PPARγ2 Nuclear Receptor Controls Multiple Regulatory Pathways of Osteoblast Differentiation From Marrow Mesenchymal Stem Cells

Rosiglitazone (Rosi), a member of the thiazolidinedione class of drugs used to treat type 2 diabetes, activates the adipocyte-specific transcription factor peroxisome proliferator-activated receptor gamma (PPAR gamma). This activation causes bone loss in animals and humans, at least in part due to suppression of osteoblast differentiation from marrow mesenchymal stem cells (MSC). In order to identify mechanisms by which PPAR gamma 2 suppresses osteoblastogenesis and promotes adipogenesis in MSC, we have analyzed the PPAR gamma 2 transcriptome in response to Rosi. A total of 4,252 transcriptional changes resulted when Rosi (1 mu M) was applied to the U-33 marrow stromal cell line stably transfected with PPAR gamma 2 (U-33/gamma 2) as compared to non-induced U-33/gamma 2 cells. Differences between U-33/gamma 2 and U-33 cells stably transfected with empty vector (U-33/c) comprised 7,928 transcriptional changes, independent of Rosi. Cell type-, time- and treatment-specific gene clustering uncovered distinct patterns of PPAR gamma 2 transcriptional control of MSC lineage commitment. The earliest changes accompanying Rosi activation of PPAR gamma 2 included effects on Writ, TGF beta/BMP and G-protein signaling activities, as well as sustained induction of adipocyte-specific gene expression and lipid metabolism.
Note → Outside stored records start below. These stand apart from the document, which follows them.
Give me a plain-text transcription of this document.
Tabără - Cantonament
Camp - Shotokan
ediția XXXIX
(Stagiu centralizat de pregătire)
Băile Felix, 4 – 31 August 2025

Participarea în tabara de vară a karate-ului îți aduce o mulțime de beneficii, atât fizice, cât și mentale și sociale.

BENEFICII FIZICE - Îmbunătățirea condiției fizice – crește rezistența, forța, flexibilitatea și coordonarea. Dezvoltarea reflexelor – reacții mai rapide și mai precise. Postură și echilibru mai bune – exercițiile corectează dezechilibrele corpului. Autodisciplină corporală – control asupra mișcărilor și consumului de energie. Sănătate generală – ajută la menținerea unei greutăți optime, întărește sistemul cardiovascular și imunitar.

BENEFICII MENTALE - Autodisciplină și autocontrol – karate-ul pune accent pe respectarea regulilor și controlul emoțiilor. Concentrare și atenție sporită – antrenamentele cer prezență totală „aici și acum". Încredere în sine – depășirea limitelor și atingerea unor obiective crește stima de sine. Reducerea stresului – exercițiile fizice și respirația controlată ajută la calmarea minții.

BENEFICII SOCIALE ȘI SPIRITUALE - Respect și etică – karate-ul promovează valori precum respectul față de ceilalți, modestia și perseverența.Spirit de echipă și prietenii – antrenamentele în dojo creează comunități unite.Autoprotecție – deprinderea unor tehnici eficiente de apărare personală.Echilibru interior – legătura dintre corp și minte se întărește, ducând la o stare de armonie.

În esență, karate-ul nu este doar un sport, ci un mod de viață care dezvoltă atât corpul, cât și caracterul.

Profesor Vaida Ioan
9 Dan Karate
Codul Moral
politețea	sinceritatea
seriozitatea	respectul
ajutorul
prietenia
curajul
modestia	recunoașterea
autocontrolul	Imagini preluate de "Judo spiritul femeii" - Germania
While suppression of osteoblast phenotype is initiated by a diminished expression of osteoblast-specific signaling pathways, induction of the adipocyte phenotype is initiated by adipocyte-specific transcriptional regulators. This indicates that distinct mechanisms govern the repression of osteogenesis and the stimulation of adipogenesis. The co-expression patterns found here indicate that PPAR gamma 2 has a dominant role in controlling osteoblast differentiation and suggests numerous gene-gene interactions that could lead to the identification of a master regulatory scheme directing this process. J. Cell. Biochem. 106: 232-246, 2009. (C) 2008 Wiley-Liss, Inc.